Тимир-Каан мотнул головой, то ли соглашаясь, то ли отгоняя назойливую муху.
«Пир?!» — Ему не раз доводилось слышать, какими блюдами ромеи потчуют тех, с кем хотят распрощаться навсегда. Порою даже владыки Константинополя не приходили в себя после дружеских возлияний. А уж что говорить о нем? Как бы не стало пиршество ему погребальной тризной.
— Передай своему господину, что я непременно приду в его дворец. — Тимир-Каан развернулся спиной к гонцу и, сопровождаемый пятеркой верных нукеров, зашагал к городским воротам, где от башни до башни стояла касожская рать.
«Много новых лиц, — про себя отмечал он, ступая по мощенной каменьями улице. — И все как один не спускают с меня глаз. Отчего плащи их оттопыриваются кинжалами?.. Из-за ограды постоялого двора слышится звон доспехов… Для ромейского войска места еще поди сыщи. Но здесь, совсем рядом от моих людей…»
Тимир-Каан снова пожалел, что находится в городских стенах и что не увел вовремя своих людей обратно к отрогам кавказских гор.
«Если Давид с Гаврасом хотят моей смерти, то возможность для этого — лучше не придумаешь. В тесноте городских улиц тяжелая ромейская пехота куда сильнее спешенных наездников. Аланы же пускают стрелы не хуже касогов…» Думая так, Тимир-Каан подошел к воротам постоялого двора и тут же наткнулся на сумрачную и явно готовую к бою стражу.
— Мы желаем войти, — подбоченившись, сказал Тимир-Каан.
— Не велено пускать.
— Да знаешь ли ты, кто я?
Стражник окинул настойчивого гостя подозрительным взглядом и подозвал офицера.
— Я Тимир-Каан, побратим князя Давида, — гордо объявил предводитель касогов.

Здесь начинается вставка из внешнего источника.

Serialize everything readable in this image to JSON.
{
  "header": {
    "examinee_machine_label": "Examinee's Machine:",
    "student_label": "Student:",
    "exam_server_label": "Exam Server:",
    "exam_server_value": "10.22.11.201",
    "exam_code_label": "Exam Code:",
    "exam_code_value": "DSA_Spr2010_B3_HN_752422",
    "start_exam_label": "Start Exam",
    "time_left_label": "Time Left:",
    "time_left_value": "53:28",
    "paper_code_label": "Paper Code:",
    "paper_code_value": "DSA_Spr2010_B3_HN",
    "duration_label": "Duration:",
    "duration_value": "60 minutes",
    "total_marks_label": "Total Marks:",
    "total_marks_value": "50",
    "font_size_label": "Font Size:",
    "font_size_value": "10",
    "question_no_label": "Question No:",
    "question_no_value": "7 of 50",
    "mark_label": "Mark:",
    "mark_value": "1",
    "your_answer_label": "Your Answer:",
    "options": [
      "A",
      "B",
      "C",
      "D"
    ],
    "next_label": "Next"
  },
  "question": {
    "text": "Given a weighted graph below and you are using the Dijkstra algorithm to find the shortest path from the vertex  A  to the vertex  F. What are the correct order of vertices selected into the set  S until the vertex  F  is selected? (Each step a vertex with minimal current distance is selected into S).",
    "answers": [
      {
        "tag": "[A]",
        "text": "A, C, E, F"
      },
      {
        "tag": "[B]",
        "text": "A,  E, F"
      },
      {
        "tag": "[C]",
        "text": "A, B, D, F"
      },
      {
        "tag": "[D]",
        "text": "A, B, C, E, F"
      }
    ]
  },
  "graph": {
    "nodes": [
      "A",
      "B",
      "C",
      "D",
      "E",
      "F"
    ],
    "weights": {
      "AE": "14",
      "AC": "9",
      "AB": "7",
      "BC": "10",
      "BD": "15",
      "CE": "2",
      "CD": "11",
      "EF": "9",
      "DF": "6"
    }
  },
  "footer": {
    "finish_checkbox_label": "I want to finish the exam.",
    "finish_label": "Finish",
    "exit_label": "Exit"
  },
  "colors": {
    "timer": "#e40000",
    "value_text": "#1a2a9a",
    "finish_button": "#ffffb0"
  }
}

— Что же вам нужно здесь? — Рослый воин, по виду центурион, внимательно посмотрел на собеседника, но даже не подумал сдвинуться с места.
— Проклятие! Я и мои люди желаем ракии! — заглядывая через плечо ромея во двор, гневно закричал Тимир-Каан.
— Вам ее принесут, — не меняясь в лице, ответил центурион.
«Ромеи не становятся лагерем, — сделал вывод Тимир-Каан, — они ждут приказа. — Он вспомнил и о наблюдателях, следивших за каждым его шагом. — Что-то надо делать и очень быстро! Пытаться сейчас поднять людей бесполезно — едва они успеют схватиться за оружие, их тут же превратят в кровавую кашу. А значит, выход должен быть другой. Но какой? Эти, с кинжалами, следят неотлучно. Вероятно, им приказано нападать только в случае крайней необходимости, иначе давно бы набросились, а не стали звать на пир. Пытаются усыпить бдительность. — Тимир-Каан погладил длинный ус. — Дадим почувствовать, что обман удался, и обманем сами».